How Mochi the Grief Therapy Dog Aids in 'Ruff' Times
This pup is helping families deal with loss when they need her most.
Mochi may not realize it yet, but she's destined for greatness.
The fast-growing Bernese mountain dog puppy is the newest (and furriest) member of the team at the Macon Funeral Home in Franklin, N.C. This cute ball of fluff plays a very special role providing love and support for people who visit the funeral home.
"There is just so much research to support the benefits of having animals available during times of grief, and our community is very much in need of grief support," says Tori McKay, who is Mochi's owner and the funeral home's office administrator.
"People light up when they see her," she says. "And she's happy to sit with them and take all that love for as long as they want."
McKay says she grew up in a family that always had dogs and has looked forward to having a pet who could give back. "I've always loved having dogs around, and it's been a dream of mine to introduce a therapy dog into our funeral services for years. I'm grateful for the chance now," she says.
Mochi's heredity as a Bernese mountain dog makes her naturally loyal, affectionate, and gentle—wonderful characteristics for her work at the funeral home. McKay notes that Bernese mountain dogs usually live to be about 6 to 8 years old, and she wants those years to be meaningful for Mochi.
"I want her life to hold as much purpose as possible," McKay says.
While McKay doesn't have a professional background in dog training, she says she's socializing Mochi around the office and teaching her basic manners and commands—essentials for any pet with plans to comfort their community as a therapy dog.

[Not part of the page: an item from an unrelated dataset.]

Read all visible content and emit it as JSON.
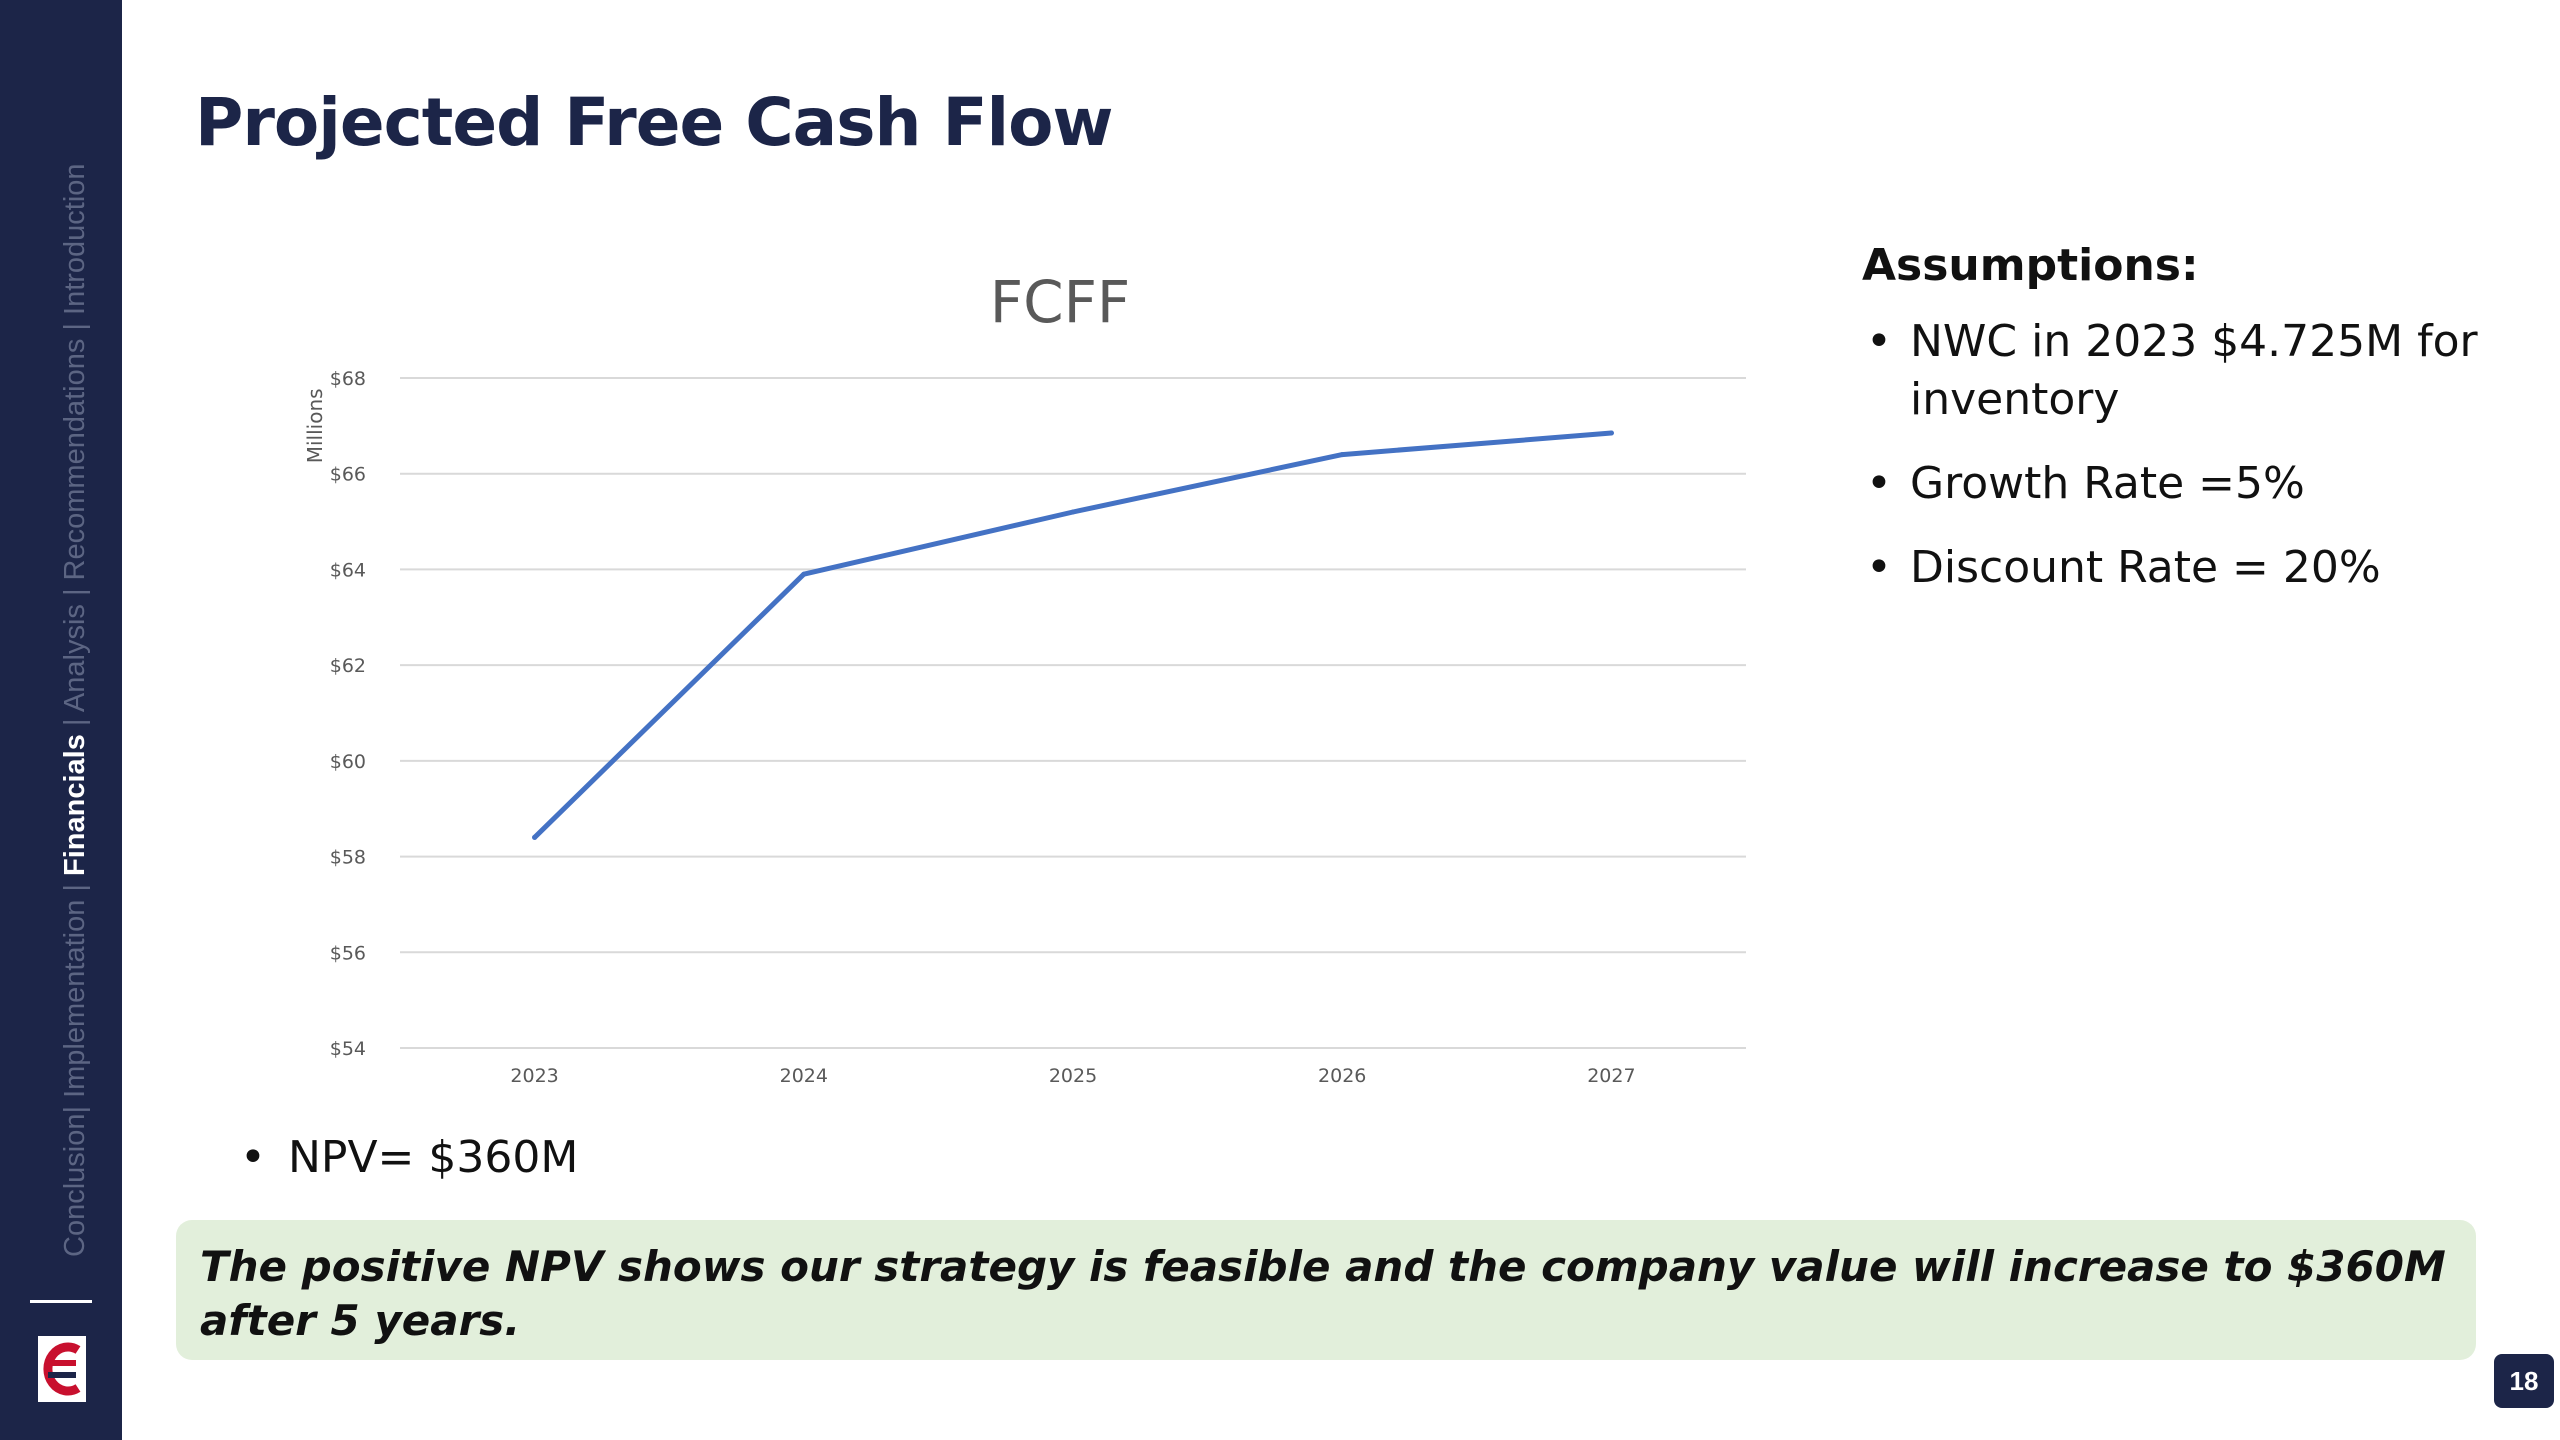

The almost-1-year-old puppy seems to instinctively know what a hurting family needs. McKay says that Mochi's gentle, loving nature has been a welcome salve for grieving loved ones. She said that some families use Mochi as a small break from the sometimes-difficult funeral planning process, while others will continue the planning conversation while they pet or hold the now-70-pound dog as a source of comfort.
McKay's plans for attending formal therapy dog training classes are on hold because of COVID, and she will take Mochi when she's able to. But even with no formal certification, it's clear that this pup has a heart filled to the brim with love.
McKay says it's been interesting to see how quickly Mochi's inspiring story spread. Southern Living introduced us to the pup when she was only two and a half months old earlier this year. "Then everything kind of died down after COVID hit," McKay says. "But she's learning her manners and growing and still here, making a difference."
"Everyone has loved having her here," McKay says. "When she [meets a] family, she's usually pretty excited. She and families kind of feed off one another, because they're excited to see her too. She runs in and lays down with everyone and she gets all that love."